Custom Views are similar to tables and are generated using SQL “CREATE VIEW” statements, which provide for a great deal of flexibility in terms of the joins and groupings that can be used, as well as all the other SQL functionality and syntax that are available.
Note: When your Prepare instance uses Fabric storage, custom views are only accessible via the Lakehouse’s SQL endpoint and cannot be referenced from custom scripts, transformations, etc.
- Before deploying the view, ensure all referenced tables have been executed, otherwise, deployment will fail.
- Successfully deployed views can be previewed and their fields read directly.
Adding a Custom View
To add a custom view, follow the steps below.
- Expand the relevant data area, right-click Views and then click Add Custom View.
- In Name as in script box, type the name of the view, which must be the same as the name specified in the script, including the schema.

- Enter the create statement for the view using the standard SQL syntax. Drag tables, fields and variables from the list in the right-hand pane to use them as parameters. Fields entered as parameters can be mapped to the view's fields to enable documentation and data lineage - for more information see the section on Mapping Custom View Fields below.

- Click OK to save the view.
- Deploy the view
- Right-click the view and select Read View Fields.

- Expand the view to show the fields, and then right-click the view and select Preview View to double-check that the view is working properly.

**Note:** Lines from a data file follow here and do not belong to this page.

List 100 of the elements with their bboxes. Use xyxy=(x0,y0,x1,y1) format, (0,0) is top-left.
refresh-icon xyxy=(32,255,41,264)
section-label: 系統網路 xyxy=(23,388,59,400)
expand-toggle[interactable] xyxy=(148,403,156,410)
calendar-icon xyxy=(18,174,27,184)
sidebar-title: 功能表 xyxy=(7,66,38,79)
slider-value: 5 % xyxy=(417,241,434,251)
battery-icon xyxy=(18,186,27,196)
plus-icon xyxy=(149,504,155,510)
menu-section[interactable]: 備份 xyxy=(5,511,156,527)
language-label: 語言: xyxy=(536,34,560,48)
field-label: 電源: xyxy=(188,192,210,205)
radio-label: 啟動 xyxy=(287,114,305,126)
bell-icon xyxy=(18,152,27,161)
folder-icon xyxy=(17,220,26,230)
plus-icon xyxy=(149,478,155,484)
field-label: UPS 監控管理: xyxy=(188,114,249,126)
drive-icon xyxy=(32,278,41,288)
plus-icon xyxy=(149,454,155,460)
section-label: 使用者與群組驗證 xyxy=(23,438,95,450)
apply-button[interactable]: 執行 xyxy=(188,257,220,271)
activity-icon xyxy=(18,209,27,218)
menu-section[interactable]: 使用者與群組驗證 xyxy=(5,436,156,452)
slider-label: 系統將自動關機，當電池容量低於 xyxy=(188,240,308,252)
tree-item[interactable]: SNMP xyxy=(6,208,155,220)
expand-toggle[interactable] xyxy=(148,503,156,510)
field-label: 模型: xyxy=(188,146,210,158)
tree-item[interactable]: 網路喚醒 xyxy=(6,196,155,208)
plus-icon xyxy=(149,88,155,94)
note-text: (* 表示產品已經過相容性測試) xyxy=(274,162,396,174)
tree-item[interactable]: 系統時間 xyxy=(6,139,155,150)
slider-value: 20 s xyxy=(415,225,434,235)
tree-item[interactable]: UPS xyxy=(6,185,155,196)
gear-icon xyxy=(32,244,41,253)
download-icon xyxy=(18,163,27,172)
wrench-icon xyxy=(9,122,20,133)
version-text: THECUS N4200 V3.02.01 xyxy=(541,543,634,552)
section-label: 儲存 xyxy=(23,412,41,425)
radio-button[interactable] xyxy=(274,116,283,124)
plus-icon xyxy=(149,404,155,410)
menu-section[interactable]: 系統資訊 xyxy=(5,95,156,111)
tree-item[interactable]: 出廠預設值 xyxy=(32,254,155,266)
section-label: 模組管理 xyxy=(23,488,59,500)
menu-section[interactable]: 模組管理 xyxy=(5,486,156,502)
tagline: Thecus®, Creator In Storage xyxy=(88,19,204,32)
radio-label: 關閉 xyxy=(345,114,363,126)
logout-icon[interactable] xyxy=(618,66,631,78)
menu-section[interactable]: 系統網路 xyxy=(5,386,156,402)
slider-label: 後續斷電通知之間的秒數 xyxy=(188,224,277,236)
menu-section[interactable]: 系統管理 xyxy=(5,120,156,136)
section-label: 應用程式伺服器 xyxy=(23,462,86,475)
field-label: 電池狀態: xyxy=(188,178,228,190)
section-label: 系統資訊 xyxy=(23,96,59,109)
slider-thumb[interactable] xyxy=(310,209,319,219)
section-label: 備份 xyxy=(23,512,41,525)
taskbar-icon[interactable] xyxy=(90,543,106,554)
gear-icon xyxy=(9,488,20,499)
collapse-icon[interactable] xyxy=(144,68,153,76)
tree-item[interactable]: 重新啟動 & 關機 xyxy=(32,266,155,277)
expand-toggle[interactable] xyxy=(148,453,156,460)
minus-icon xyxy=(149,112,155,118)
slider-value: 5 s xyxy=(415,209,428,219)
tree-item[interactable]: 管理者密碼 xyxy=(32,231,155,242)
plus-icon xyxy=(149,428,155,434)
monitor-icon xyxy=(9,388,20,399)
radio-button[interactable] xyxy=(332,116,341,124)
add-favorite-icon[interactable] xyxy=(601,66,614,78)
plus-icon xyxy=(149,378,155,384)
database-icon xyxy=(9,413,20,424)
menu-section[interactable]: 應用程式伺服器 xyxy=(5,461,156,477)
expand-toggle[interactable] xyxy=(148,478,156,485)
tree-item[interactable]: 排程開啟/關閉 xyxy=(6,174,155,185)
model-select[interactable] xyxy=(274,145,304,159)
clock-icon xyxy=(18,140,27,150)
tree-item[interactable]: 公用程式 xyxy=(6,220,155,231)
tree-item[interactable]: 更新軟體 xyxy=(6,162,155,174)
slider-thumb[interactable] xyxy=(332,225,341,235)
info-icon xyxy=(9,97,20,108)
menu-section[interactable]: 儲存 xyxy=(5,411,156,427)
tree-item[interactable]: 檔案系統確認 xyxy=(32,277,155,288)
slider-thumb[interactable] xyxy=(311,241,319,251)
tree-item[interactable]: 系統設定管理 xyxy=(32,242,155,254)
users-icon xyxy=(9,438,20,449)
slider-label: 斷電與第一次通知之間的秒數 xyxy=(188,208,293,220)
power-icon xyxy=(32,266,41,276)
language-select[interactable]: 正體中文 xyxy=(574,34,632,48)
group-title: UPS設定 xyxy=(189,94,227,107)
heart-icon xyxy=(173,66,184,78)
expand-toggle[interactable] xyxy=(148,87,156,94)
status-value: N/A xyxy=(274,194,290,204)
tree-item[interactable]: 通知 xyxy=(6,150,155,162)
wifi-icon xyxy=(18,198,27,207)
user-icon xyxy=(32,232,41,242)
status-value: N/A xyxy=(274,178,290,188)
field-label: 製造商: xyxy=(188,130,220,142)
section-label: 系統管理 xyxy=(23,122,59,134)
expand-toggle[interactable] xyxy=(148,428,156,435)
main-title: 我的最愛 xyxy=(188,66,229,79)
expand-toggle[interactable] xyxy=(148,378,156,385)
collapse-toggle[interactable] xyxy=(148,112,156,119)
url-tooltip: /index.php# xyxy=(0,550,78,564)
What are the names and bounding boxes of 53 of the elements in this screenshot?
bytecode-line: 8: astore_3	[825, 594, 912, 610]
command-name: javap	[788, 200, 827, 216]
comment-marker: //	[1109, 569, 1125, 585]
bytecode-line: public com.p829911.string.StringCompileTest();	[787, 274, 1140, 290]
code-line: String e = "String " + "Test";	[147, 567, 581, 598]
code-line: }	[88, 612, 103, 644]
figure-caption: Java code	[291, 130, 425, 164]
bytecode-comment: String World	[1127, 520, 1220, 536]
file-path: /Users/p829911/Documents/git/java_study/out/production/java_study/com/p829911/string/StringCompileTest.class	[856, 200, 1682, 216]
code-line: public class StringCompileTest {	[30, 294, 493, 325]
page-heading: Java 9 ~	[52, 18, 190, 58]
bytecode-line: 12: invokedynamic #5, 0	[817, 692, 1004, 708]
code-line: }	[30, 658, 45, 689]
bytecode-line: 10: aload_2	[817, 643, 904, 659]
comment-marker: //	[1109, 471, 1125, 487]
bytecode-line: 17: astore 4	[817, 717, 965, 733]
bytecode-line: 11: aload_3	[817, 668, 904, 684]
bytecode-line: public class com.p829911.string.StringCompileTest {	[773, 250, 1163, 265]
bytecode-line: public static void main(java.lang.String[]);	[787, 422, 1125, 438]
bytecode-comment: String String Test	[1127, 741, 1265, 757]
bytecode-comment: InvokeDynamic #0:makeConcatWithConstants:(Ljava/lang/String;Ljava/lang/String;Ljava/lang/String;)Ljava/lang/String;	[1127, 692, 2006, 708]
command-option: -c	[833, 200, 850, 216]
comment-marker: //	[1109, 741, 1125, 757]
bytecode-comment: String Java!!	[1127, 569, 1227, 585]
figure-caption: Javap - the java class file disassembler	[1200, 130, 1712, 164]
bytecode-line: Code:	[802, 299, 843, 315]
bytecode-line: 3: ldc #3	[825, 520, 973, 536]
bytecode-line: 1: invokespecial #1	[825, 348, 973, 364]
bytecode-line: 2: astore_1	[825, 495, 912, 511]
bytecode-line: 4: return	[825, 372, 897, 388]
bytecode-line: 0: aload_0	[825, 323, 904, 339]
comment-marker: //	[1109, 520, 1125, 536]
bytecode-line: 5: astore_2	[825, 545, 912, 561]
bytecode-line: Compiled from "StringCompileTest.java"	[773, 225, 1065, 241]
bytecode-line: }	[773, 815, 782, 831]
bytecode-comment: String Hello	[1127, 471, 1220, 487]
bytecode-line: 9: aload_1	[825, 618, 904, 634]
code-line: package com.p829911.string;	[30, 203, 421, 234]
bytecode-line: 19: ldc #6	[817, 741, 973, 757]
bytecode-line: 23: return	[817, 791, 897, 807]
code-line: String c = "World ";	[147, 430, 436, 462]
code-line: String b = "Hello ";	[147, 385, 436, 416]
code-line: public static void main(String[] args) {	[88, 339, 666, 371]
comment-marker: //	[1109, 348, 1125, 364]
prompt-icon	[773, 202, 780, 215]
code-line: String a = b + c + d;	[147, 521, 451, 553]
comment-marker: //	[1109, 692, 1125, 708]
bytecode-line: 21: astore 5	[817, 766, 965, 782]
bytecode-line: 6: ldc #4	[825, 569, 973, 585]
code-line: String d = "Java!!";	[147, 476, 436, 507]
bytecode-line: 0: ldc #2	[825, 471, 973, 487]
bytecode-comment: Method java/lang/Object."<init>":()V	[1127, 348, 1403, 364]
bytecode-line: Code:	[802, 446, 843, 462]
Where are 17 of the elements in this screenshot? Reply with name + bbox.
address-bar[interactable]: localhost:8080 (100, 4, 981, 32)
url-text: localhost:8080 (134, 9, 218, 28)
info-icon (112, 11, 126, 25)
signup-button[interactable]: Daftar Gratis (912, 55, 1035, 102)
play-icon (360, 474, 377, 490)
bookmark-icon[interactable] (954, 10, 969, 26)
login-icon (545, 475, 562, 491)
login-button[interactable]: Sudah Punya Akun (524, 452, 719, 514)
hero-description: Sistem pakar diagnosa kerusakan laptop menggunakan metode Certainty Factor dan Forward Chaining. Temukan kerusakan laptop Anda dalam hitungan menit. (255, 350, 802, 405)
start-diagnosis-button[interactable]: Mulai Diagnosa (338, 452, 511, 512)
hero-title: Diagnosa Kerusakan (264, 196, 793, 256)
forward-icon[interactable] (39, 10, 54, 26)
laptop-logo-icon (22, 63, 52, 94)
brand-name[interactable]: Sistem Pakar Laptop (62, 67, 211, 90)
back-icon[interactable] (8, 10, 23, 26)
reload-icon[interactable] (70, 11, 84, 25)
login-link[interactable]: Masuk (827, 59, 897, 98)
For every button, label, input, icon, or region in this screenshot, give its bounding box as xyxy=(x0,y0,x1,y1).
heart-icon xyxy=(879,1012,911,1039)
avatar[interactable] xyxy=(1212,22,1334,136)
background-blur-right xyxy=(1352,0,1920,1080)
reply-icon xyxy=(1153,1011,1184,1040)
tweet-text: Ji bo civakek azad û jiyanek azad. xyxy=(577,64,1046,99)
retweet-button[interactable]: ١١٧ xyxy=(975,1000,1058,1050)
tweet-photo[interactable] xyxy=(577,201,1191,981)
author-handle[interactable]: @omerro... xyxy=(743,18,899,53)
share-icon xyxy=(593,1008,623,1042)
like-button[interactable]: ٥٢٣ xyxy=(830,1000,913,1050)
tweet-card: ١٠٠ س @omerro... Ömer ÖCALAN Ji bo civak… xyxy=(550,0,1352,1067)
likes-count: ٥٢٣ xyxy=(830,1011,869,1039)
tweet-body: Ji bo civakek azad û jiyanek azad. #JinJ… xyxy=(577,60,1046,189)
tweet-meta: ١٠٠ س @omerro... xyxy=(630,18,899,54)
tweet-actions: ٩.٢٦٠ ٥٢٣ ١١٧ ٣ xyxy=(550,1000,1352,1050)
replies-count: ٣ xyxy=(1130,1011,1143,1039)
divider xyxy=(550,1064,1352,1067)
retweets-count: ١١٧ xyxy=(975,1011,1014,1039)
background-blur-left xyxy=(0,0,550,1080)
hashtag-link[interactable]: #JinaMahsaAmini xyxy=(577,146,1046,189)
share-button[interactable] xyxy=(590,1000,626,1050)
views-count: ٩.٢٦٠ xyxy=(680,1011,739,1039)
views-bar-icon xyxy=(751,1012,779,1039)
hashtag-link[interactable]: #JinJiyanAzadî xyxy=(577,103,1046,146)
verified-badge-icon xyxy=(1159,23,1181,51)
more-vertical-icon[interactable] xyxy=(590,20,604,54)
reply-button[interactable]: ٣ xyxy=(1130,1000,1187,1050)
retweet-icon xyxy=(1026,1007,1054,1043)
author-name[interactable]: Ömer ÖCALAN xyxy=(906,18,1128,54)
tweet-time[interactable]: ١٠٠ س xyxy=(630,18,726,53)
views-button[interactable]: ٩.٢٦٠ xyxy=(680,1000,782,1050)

Adding a Custom View Based on a Table
To add a custom view based on an existing table, drag the table to the Views node in a data area.

Editing a Custom View
In order to change the view:
- Right-click on the Custom View and select Edit Custom View
- Make the changes to the create statement and click OK
- Right-click on the Custom View and select Deploy
- Right-click on the Custom View and select Synchronize View Fields
Mapping Custom View Fields
Since a custom view is very flexible, the relationship between the parameterized 'input' fields and the view's fields cannot automatically be mapped. This means that documentation and visualizations, such as data lineage, cannot automatically trace a field from data source to destination if it passes through a custom view. However, documentation and data lineage through custom views can be achieved with some manual mapping.
To map the custom view's fields to the parameterized fields, follow the steps below.
- Make sure the fields have been read, then right-click the view and click Map Custom View Fields.

- Drag each field from the View fields list to one or more fields in the Parameter fields list to create mappings. To delete a mapping, click the mapping and then click Delete. Click Auto Map to map fields automatically based on name.

- Once all view fields have been mapped, click OK.
Notebook views (Fabric Lakehouse storage)
For Prepare instance on Fabric Lakehouse storage, a special type of view is available. Unlike the Fabric-flavor of custom views that are only accessible through the SQL endpoint and cannot be used in custom scripts or transformations, Notebook views work more like regular custom views.
To add a notebook view, follow the steps below.
- Expand the relevant data area, right-click Views and then click Add Notebok View.
- In the script area, enter a simple SQL SELECT statement, specifying fields as needed (e.g., “SELECT * FROM AddressType”). Refer to the sections above for more details on writing custom views.
- Click Show translation to show the Spark code that gets deployed and confirm that it looks correct.

- Click OK to save the view.
Once deployed, the notebook view definition is available as a Fabric notebook.

You can create custom scripts referencing these views to generate data frames or output in notebook runs.

To integrate notebook views into larger workflows, add scripts to deployment notebooks that reference your views. See Customize code on Fabric Lakehouse for more information.

The referenced views enable advanced data processing and analysis directly within workbook notebooks.